-44-

20.8K 1K 1.1K
                                    


Elli dördüncü bölüm başlığı, kırk dördüncü bölüm olarak değiştirilmiştir. İyi okumalar dilerim 🖤
...

Yok...

Konuşan yok, herhangi bir eylem yok.

Sadece acı içinde inleyen iki kadın ve şaşkınlıkla açılan gözler var.

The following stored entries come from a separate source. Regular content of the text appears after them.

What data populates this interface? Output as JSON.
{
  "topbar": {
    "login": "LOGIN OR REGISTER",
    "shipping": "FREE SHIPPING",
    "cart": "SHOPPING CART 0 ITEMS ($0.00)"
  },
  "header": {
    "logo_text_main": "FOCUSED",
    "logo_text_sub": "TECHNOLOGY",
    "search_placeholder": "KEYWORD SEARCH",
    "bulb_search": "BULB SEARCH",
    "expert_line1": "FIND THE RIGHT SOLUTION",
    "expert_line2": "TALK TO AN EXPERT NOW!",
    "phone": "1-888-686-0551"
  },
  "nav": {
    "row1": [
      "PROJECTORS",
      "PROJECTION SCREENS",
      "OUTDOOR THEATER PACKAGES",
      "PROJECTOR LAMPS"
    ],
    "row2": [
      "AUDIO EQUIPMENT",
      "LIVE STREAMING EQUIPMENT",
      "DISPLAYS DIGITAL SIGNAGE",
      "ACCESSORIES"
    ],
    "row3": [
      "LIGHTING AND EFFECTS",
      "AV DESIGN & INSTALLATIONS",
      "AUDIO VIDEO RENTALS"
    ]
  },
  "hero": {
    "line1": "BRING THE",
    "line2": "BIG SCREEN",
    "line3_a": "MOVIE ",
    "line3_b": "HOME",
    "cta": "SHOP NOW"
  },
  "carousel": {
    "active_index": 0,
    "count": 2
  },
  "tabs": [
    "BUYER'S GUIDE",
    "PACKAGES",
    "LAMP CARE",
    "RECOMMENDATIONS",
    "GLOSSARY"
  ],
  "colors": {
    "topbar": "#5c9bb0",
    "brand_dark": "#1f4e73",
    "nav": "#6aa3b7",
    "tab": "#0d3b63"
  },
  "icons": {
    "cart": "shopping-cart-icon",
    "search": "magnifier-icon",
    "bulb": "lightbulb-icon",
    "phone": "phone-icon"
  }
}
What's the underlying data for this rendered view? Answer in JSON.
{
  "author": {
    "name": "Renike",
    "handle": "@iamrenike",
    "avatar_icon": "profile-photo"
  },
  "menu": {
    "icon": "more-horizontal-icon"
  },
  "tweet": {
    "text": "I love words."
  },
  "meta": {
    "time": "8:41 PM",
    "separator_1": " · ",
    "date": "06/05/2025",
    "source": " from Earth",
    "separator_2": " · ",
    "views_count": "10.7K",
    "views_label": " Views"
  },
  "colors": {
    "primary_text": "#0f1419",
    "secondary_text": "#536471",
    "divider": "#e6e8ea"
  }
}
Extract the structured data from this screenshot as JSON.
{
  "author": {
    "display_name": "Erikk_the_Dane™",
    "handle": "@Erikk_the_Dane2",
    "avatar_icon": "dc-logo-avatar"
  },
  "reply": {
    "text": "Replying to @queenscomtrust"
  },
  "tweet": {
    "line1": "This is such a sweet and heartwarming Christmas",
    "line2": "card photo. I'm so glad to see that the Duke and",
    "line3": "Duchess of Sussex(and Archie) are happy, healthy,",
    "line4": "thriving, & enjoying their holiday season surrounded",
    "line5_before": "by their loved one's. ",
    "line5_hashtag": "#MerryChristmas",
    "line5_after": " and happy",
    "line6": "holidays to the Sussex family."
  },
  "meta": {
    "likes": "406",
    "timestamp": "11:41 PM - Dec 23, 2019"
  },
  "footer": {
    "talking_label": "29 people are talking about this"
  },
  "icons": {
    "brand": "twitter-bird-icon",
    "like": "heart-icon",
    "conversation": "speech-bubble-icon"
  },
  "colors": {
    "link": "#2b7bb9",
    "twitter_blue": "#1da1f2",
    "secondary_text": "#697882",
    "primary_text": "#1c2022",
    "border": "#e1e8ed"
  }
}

Sanki çiğnenmemesi gereken bir kuralmış gibi hareket eden yok. Sessizliğin boşluğuna düşmüş bedenler var.

(Yahu biriniz artık hareket etsin de ben de yazacak birşey bulayım canım.)

Başıboş bakışlar...

Ağır ağır hareket edip odanın bu efkar kokan atmosferinde hafif bir şekilde, ahenk içerisinde dağılan sesler kulaklara ulaşıyordu. Peki duyan var mıydı? Yaşadıkları şoktan...

Karısına bakan Welat gözlerini kırpmadan öylece bakıyordu. Ta ki Hande'nin bağırarak, "Ahhhhh, geldi..." demesine kadardı o boş bakışlar.

Hande'nin bağırmasıyla kendine gelen Welat son hızla yere düşüp ellerini karnına koymuş karısına baktı. Bebekleri henüz bir aylık dahi olmamıştı. Onun varlığına bu kadar kısa sürede alışmış olup bu kadar kısa sürede kaybetmek, çok acı vericiydi. Welat, sırf kendisi yüzünden bebeğinin ölmesine sebep olursa yaşayamazdı.

Hızını arttırıp karısının yanına gitti ve Hilda gibi yere çöküp ellerini tuttu acı içindeki kadının. Lakin bu tutuş o kadar kısa sürmüştü ki... Welat anlayamadan Hilda çoktan ellerini çekmişti. Gözlerinden sicim sicim akan yaşlar, yüzünü ıslatıp ışıktan dolayı parlıyordu. Baş örtüsü dağılmış saçlarını ele verirken bazı telleri ise ıslak yüzüne yapışmıştı.

"Hilda'm iyi misin?" diye sordu Welat. Endişeliydi ve Hilda'yla uğraşırken Hande'nin çığlıkları kulakları sağır ediyordu.

Başını Hande'nin olduğu tarafa çevirdiğinde Adar'ın da Hande'nin önünde oturup derin derin nefes alıp verdiğini gördü. Hemen ardından da Tuğberk'in sesini duydu.

"Dilsu bir şey yap!"

Tekrar önüne döndüğünde Hilda'nın gözlerindeki yaşların durmadığını ve kendisine nefretle baktığını görünce korkuyla gözlerini kaçırdı. O esnada Dilsu'nun koşarak Hande'nin yanına gidip oturduğunu gördü. Hande'ye galiba ilk müdahaleyi yapacaktı.

Gözlerini bu kez arkalarında olan Sarhan ve Zival'e çevirdi. İkisi de hâlâ şoktan çıkamamıştı. Öylece izliyorlardı ve Zival'in gözlerinde ifadesiz bir bakışla beraber saf bir korku vardı. Neyden korkuyordu? Welat bunu biliyordu ama karısı şuan bu durumdayken bunları düşünecek değildi zaten.

Katilliğinin canı cehenneme!

"Dokunma..." diyen Hilda'yla beraber ablasında dolanan gözlerini Hilda'nın üzerine çekti.

"Lütfen Hilda'm... Hadi bana tutun." deyip tekrar Hilda'nın eline uzanmıştı ki karısı ani bir şekilde bağırmıştı.

"Ahhhhh!"

Bu bağırmayla korkusu daha da artmış ve bir hışımla Hilda'yı kucağına almıştı. Zaten Hande'nin çığlıkları sayesinde gelen Leyan hanım ve Rojin hanım kapının hemen ardından, Hande'lerin arkasından zombi görmüş gibi onları izliyordu.

"Bırak.... beni bırak! Seni katil, pislik!" Ağlayarak Welat'ın göğsüne yumruk vuruyordu.

İki yaşlı kadın Hilda'nın dediğiyle dondu.

Rojin hanım oğlunun yaptığının açığa çıkmasıyla gözleri korkuyla açılıp eliyle de ağzını kapatırken, Leyan hanım da yüzünü buruşturdu. Ne oluyordu?